I’ve started layering up to a ridiculous degree—we’re talking camisole + sweater + hoodie + down jacket and wool hat covered with two or three hoods—and it’s made these walks surprisingly not miserable. It hasn’t gotten really, properly cold here yet, but as mentioned above, I’m thinking of investing in a few lightweight but warm layers so that I can continue trekking outside every other day or so.
2. I’m introverted, but not solitary.
I’ve known for a long time that I recharge by spending time alone, but this year revealed to me that it’s equally important to me to regularly connect with my friends. I find many people and most social situations exhausting, but there are people who don’t wear me out, and I cherish them. Intensely. I want to spend more time talking to those people, because their conversation bolsters me day to day, especially when I can’t go out and have novel experiences.

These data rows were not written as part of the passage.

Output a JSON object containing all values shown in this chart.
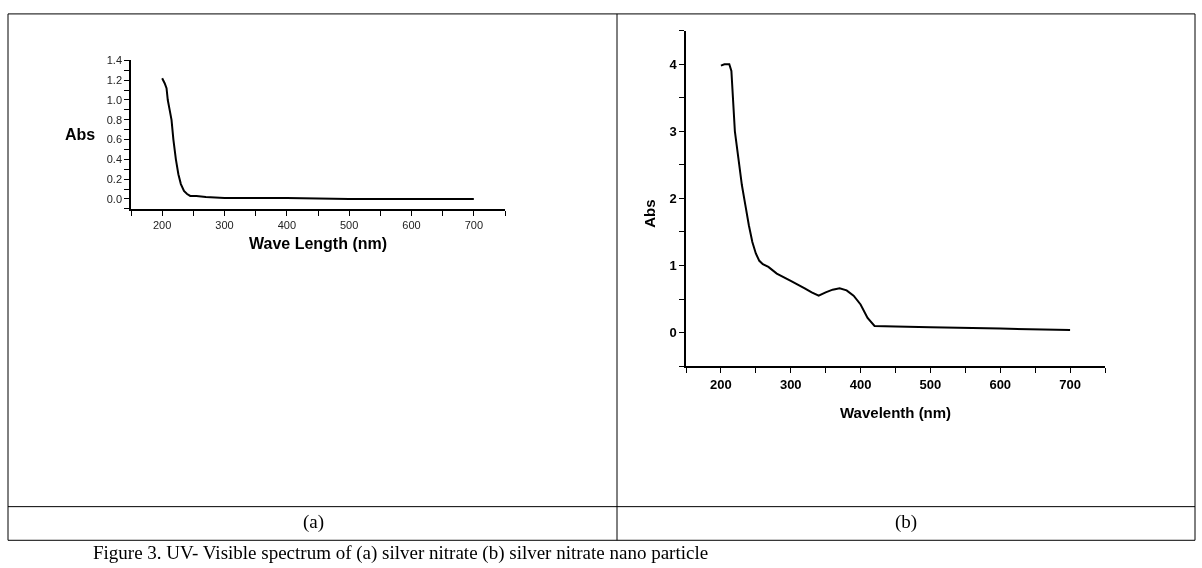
{
  "chart_data": [
    {
      "type": "line",
      "xlabel": "Wave Length (nm)",
      "ylabel": "Abs",
      "annotations": [
        "(a)",
        "Figure 3. UV- Visible spectrum of (a) silver nitrate (b) silver nitrate nano particle"
      ],
      "x": [
        200,
        204,
        207,
        209,
        212,
        215,
        218,
        222,
        226,
        230,
        235,
        240,
        245,
        255,
        270,
        300,
        350,
        400,
        500,
        700
      ],
      "series": [
        {
          "color": "#000000",
          "values": [
            1.22,
            1.17,
            1.12,
            1.0,
            0.9,
            0.8,
            0.6,
            0.4,
            0.25,
            0.15,
            0.08,
            0.05,
            0.03,
            0.03,
            0.02,
            0.01,
            0.01,
            0.01,
            0.0,
            0.0
          ]
        }
      ],
      "xlim": [
        150,
        750
      ],
      "ylim": [
        -0.1,
        1.4
      ],
      "xticks": [
        {
          "value": 150,
          "label": null
        },
        200,
        {
          "value": 250,
          "label": null
        },
        300,
        {
          "value": 350,
          "label": null
        },
        400,
        {
          "value": 450,
          "label": null
        },
        500,
        {
          "value": 550,
          "label": null
        },
        600,
        {
          "value": 650,
          "label": null
        },
        700,
        {
          "value": 750,
          "label": null
        }
      ],
      "yticks": [
        {
          "value": -0.1,
          "label": null
        },
        {
          "value": 0,
          "label": "0.0"
        },
        {
          "value": 0.1,
          "label": null
        },
        {
          "value": 0.2,
          "label": "0.2"
        },
        {
          "value": 0.3,
          "label": null
        },
        {
          "value": 0.4,
          "label": "0.4"
        },
        {
          "value": 0.5,
          "label": null
        },
        {
          "value": 0.6,
          "label": "0.6"
        },
        {
          "value": 0.7,
          "label": null
        },
        {
          "value": 0.8,
          "label": "0.8"
        },
        {
          "value": 0.9,
          "label": null
        },
        {
          "value": 1.0,
          "label": "1.0"
        },
        {
          "value": 1.1,
          "label": null
        },
        {
          "value": 1.2,
          "label": "1.2"
        },
        {
          "value": 1.3,
          "label": null
        },
        {
          "value": 1.4,
          "label": "1.4"
        }
      ],
      "legend": false,
      "marker": "none",
      "line_style": "solid"
    },
    {
      "type": "line",
      "xlabel": "Wavelenth (nm)",
      "ylabel": "Abs",
      "annotations": [
        "(b)"
      ],
      "x": [
        200,
        205,
        212,
        215,
        220,
        225,
        230,
        235,
        240,
        245,
        250,
        255,
        260,
        268,
        280,
        300,
        320,
        330,
        340,
        350,
        360,
        370,
        380,
        390,
        400,
        410,
        420,
        450,
        500,
        600,
        700
      ],
      "series": [
        {
          "color": "#000000",
          "values": [
            3.98,
            4.0,
            4.0,
            3.9,
            3.0,
            2.6,
            2.2,
            1.9,
            1.6,
            1.35,
            1.18,
            1.07,
            1.02,
            0.98,
            0.88,
            0.77,
            0.66,
            0.6,
            0.55,
            0.6,
            0.64,
            0.66,
            0.63,
            0.55,
            0.42,
            0.22,
            0.1,
            0.09,
            0.08,
            0.06,
            0.04
          ]
        }
      ],
      "xlim": [
        150,
        750
      ],
      "ylim": [
        -0.5,
        4.5
      ],
      "xticks": [
        {
          "value": 150,
          "label": null
        },
        200,
        {
          "value": 250,
          "label": null
        },
        300,
        {
          "value": 350,
          "label": null
        },
        400,
        {
          "value": 450,
          "label": null
        },
        500,
        {
          "value": 550,
          "label": null
        },
        600,
        {
          "value": 650,
          "label": null
        },
        700,
        {
          "value": 750,
          "label": null
        }
      ],
      "yticks": [
        {
          "value": -0.5,
          "label": null
        },
        0,
        {
          "value": 0.5,
          "label": null
        },
        1,
        {
          "value": 1.5,
          "label": null
        },
        2,
        {
          "value": 2.5,
          "label": null
        },
        3,
        {
          "value": 3.5,
          "label": null
        },
        4,
        {
          "value": 4.5,
          "label": null
        }
      ],
      "legend": false,
      "marker": "none",
      "line_style": "solid"
    }
  ]
}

I have solo hobbies—reading, sewing, knitting—but that doesn’t mean I want to be left alone all of the time. It hasn’t been easy striking a balance between my cravings for companionship and other people’s availability to provide it, but I’m learning to savor the moments where things do line up.
1. Writing is my least frequent but most gratifying pastime.
In the latter part of 2019, I spent a lot of time writing for my first D&D game. The game was on a long hiatus, but another player and I decided to keep things alive via play-by-post. It was an intensely collaborative experience, filled with tension and excitement and stimulating challenges. It’s the most creative writing I had done since college, and in my opinion some of my best writing. It is by far one of my fondest memories of that year, second only to our trip to London.
Unfortunately, that game went defunct at the beginning of this year. No other creative writing in that vein has taken its place. I’ve blogged, though not as much as I would have liked. I’ve composed a bit of magnetic poetry, but didn’t keep up the monthly habit I was striving for.
I’ve a nasty tendency to not do the thing I actually want to do, or the thing that will make me happy. I get bogged down in things I know I need to do, or things I feel like I should do.
I want to change that. I have writing ambitions that will never be realized if I don’t sit down and just write. I have ideas, I have skills, I have a circle of loving and supportive readers—and so I have no more excuses.